Elle sort de chez elle a toute allure, encore en robe de chambre, se réfugiant dans un placard sous l’escalier intérieur de l’immeuble où s’entassent serpillières et balais. Là, elle reste pendant un long moment, la respiration difficile. Elle ne saurait dire combien de temps elle a passé ici, recroquevillée dans le noir. Torturées par d’horribles pensées, elle décide de réagir : elle ne peut rester en ce lieu ; elle doit rejoindre au plus vite la maison de ses parents…

Elle remonte dans sa chambre avec milles précautions. Elle attrape de quoi s’habiller et se muni aussi de son sac à main, ainsi que d’une arme ; un Sig Sauer 9 mm qu’elle a acquise lorsqu’il y a quelques temps, elle se croyait suivi par de dangereux personnages…

Après s’être habillée dans la cage d’escalier, elle prend le chemin de la gare d’un pas affolé, se retournant fréquemment. Elle trouve un taxi libre qui lui fait gagner La Pardieu. Elle achète un ticket pour Grenoble : par chance, le prochain train part dans cinq minutes...

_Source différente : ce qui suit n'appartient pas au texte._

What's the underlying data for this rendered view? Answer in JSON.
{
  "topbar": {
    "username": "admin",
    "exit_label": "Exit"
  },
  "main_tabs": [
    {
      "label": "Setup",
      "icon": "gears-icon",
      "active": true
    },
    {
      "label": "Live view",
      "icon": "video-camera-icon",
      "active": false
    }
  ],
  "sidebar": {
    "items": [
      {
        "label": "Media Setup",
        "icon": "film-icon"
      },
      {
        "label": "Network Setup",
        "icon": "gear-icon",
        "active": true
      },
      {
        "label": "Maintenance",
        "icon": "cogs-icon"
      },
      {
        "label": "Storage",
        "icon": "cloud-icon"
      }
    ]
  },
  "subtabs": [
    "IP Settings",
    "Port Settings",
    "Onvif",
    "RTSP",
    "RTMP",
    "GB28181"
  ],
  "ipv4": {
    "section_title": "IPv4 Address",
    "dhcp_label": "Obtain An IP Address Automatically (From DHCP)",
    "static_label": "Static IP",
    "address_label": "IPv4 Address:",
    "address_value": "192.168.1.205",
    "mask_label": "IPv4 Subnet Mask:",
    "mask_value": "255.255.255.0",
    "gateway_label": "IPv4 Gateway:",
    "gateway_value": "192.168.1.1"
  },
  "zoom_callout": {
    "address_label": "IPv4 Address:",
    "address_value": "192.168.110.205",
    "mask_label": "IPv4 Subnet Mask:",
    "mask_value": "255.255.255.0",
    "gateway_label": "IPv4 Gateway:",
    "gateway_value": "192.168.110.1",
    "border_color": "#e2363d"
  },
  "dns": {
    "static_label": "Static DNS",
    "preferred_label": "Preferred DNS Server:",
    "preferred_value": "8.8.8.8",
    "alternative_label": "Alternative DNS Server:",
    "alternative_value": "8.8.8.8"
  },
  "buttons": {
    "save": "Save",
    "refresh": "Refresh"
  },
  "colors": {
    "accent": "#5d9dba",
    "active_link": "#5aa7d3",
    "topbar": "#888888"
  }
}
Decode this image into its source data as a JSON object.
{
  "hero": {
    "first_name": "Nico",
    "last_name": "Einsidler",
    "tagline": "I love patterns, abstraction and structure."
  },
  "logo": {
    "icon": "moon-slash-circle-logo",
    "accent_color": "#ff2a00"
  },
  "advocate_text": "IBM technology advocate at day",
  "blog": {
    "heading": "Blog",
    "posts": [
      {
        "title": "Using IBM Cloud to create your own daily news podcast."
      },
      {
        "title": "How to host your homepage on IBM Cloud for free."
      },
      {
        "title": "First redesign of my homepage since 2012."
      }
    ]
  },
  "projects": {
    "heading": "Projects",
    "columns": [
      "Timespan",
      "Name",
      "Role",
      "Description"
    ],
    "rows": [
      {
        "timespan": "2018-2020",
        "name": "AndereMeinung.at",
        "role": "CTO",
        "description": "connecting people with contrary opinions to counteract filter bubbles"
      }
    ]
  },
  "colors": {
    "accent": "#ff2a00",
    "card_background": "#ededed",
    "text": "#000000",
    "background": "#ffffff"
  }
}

Quelques instants plus tard, elle s’assoit sur un siège peu confortable d’un des compartiments. Elle regarde la vitre du tain qui lui renvoie son image, l’image d’une femme épuisée, terrorisée : elle a l’impression d’avoir pris plusieurs années en quelques heures ; d’énormes cernes creusent sa figure. Pourtant elle ne préfère pas dormir et courir le risque de revivre les cauchemars de sa nuit précédente.

A un moment lors du voyage, elle se leva pour aller aux toilettes et traversa un compartiment vide, et c'est alors qu'elle la vit.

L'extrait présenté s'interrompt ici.